Implementation of the invention is applicable to a very large variety of active medical devices, implantable or not, including in particular, in addition to the cardiac prostheses: neurological apparatuses, pumps for distribution of medical substances, cochlear implants, implanted biological sensors, etc. These devices comprise a case or a “generator” connected electrically and mechanically to one or more probes equipped with electrodes, whose role is to distribute energy to tissue, e.g., the heart.
There are standardized systems of connection, making possible interchangeability of probes and the generators produced by various manufacturers. The “IS-1” standard, for example, defines a certain number of dimensional and electric specifications relating to probes delivering impulses of low stimulation voltage.
For defibrillation probes or cardioversion, where electrical constraints are more severe given the high energy delivered by the generator to the probes, another standard known as “DF-1” defines the dimensional and electric specifications of the connection system.
In the case of “mono-body” probes, equipped at the same time with both stimulation (or sensing) electrodes and shock electrodes, it is foreseen, for example, a terminal with the IS-1 standard connected to a right ventricular distal detection/stimulation electrode, and two terminals with the DF-1 standard connected to two shock electrodes, respectively, a right ventricular electrode, and a “supraventricular” electrode, which is intended to be positioned in the higher vena cava for application of shock to the atrium. The complexity of such probes is expected to become even more complex in the future, in particular with development of multisite type devices and intracardiac sensors, such as peak endocavitary acceleration (PEA) sensors. The realization of mono-body probes integrating all these functions and becoming increasingly complex led to a multiplication of the connection terminals with in addition different standards between the terminals.
Work is currently underway for definition of a new connection standard for such probes, which would allow a single terminal carrying a plurality of contacts to simultaneously ensure establishment of connections at the various output of the generator for all energy levels: sensing of depolarization signals, application of stimulation impulses, or application of cardioversion or defibrillation shocks.
It is in particular considered, within the framework of this work, to define a standard where the single terminal would be of the “isodiameter” type, i.e., a uniform cylindrical form intended to be inserted into a homologous cavity within the generator, with sealing functions performed by elements incorporated in the head of the connector, unlike IS-1 and DF1 standards, which, on the contrary, impose the presence on each relief terminal of a sealing formed on the flexible insulating sleeve.

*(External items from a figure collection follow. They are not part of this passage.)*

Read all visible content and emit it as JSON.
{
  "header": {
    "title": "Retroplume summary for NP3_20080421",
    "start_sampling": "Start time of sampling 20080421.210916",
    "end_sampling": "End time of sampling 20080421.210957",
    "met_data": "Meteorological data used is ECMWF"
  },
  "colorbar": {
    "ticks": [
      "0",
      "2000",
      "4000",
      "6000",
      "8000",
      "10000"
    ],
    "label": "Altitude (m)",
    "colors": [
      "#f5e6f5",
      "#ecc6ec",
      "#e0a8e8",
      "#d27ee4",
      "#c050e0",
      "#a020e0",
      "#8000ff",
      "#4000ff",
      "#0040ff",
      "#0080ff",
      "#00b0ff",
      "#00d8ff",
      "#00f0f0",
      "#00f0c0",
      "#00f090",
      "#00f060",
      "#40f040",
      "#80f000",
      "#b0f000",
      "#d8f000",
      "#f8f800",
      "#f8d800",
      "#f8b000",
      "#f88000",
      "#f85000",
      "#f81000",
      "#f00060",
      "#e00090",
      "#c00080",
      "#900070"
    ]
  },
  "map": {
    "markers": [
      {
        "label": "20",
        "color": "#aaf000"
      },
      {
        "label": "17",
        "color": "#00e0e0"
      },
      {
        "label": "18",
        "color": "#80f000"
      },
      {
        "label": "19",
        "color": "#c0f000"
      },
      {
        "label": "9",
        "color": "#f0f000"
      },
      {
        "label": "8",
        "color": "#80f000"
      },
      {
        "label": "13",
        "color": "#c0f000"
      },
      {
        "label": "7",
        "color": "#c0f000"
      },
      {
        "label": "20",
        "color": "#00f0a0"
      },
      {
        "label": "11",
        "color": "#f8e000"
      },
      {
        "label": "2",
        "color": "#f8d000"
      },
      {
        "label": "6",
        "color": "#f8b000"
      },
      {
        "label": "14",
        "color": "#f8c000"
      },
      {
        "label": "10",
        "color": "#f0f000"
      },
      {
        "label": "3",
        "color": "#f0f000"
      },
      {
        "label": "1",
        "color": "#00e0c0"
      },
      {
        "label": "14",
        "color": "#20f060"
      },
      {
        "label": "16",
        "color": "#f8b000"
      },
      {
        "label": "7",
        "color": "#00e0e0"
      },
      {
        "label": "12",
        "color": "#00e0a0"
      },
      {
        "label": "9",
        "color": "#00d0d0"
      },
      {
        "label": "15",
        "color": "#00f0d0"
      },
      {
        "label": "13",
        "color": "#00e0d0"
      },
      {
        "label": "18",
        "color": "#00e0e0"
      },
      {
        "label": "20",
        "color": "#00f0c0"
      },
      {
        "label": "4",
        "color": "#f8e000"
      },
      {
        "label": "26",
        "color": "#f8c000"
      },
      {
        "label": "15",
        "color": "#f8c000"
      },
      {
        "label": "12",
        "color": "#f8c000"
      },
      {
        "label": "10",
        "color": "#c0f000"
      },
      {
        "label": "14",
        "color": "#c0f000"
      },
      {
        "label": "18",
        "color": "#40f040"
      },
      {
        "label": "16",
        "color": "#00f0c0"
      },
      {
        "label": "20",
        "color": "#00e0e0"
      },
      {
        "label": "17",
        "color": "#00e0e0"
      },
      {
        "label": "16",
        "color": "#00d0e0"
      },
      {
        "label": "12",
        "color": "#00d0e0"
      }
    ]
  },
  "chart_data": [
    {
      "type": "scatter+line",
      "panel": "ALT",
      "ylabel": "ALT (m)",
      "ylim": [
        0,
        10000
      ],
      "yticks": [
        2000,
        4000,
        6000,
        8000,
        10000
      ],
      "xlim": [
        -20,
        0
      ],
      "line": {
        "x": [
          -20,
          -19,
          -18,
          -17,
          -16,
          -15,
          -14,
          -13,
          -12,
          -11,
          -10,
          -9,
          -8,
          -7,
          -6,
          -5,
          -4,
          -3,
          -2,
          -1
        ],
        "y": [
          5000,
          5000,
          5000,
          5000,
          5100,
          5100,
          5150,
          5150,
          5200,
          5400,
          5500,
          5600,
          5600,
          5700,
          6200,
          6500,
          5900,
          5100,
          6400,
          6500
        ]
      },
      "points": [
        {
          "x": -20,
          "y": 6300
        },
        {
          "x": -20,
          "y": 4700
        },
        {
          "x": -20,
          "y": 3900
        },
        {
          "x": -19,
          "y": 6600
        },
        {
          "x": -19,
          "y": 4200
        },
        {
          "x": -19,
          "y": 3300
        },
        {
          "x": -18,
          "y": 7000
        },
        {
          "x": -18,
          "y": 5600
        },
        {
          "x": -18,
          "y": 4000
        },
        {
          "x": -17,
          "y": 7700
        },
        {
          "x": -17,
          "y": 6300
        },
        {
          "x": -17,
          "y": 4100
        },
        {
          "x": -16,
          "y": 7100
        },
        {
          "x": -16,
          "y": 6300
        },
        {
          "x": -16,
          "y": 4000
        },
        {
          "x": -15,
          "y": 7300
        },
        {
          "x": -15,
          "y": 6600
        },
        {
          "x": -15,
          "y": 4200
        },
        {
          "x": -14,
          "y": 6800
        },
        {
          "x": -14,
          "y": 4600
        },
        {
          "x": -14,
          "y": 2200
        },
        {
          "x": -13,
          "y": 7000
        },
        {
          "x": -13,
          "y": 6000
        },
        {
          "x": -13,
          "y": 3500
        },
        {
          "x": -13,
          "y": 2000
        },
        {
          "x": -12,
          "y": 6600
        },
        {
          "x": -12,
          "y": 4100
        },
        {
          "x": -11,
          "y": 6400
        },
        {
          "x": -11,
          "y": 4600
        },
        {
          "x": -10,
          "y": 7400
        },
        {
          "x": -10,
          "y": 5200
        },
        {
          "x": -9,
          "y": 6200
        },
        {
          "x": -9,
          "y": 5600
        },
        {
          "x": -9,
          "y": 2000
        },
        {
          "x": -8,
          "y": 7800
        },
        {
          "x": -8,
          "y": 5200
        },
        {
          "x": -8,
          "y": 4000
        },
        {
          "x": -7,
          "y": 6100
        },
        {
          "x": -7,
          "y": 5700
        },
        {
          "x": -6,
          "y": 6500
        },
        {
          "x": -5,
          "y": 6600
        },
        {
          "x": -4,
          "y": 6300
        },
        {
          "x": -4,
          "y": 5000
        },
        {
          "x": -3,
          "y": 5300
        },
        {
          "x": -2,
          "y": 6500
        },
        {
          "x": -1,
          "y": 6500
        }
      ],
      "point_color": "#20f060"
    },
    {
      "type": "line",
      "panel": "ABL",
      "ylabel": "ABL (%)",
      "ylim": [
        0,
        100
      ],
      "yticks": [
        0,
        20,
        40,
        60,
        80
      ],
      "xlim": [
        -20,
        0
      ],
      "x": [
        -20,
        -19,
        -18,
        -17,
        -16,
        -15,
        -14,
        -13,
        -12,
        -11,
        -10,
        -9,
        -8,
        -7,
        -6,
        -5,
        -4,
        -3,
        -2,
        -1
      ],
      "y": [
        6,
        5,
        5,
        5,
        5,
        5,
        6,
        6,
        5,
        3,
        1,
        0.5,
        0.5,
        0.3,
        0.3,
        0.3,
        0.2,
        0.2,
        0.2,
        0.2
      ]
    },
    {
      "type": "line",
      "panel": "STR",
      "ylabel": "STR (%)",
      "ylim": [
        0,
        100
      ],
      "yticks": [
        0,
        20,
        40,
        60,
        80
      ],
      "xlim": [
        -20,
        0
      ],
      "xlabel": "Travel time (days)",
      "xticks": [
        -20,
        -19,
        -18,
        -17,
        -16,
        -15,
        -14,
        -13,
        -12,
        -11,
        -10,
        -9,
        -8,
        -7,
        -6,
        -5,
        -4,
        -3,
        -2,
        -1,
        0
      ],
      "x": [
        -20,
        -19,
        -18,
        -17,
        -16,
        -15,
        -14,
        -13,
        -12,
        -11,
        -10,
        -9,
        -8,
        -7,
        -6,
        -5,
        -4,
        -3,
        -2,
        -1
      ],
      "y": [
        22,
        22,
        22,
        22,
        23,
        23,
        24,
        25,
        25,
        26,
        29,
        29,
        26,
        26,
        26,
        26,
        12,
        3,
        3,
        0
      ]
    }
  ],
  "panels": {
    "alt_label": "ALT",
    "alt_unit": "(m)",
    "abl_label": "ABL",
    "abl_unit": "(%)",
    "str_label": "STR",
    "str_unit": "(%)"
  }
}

The realization of such an isodiameter terminal with multiple contacts, however, implies the resolution of many manufacturing problems, in particular because of manufacturing difficulties, taking into account the small dimensions (the considered diameter being only 3.2 mm) and the need for carrying out the electric connections between the contacts of the terminal and the various corresponding conductors in the probe while respecting the constraints of safety and reliability of this type of product, which is intended to be implanted in a patient. Another manufacturing aspect is the complexity related to the need to design and manufacture terminals adapted to various types of probes, for example, probes including or not including PEA sensors with configurations of bipolar or multipolar stimulation electrodes, etc. Each type of probe will correspond to a different terminal, or a different terminal plugging scheme, making more complex, and thus more expensive, manufacture of these terminals.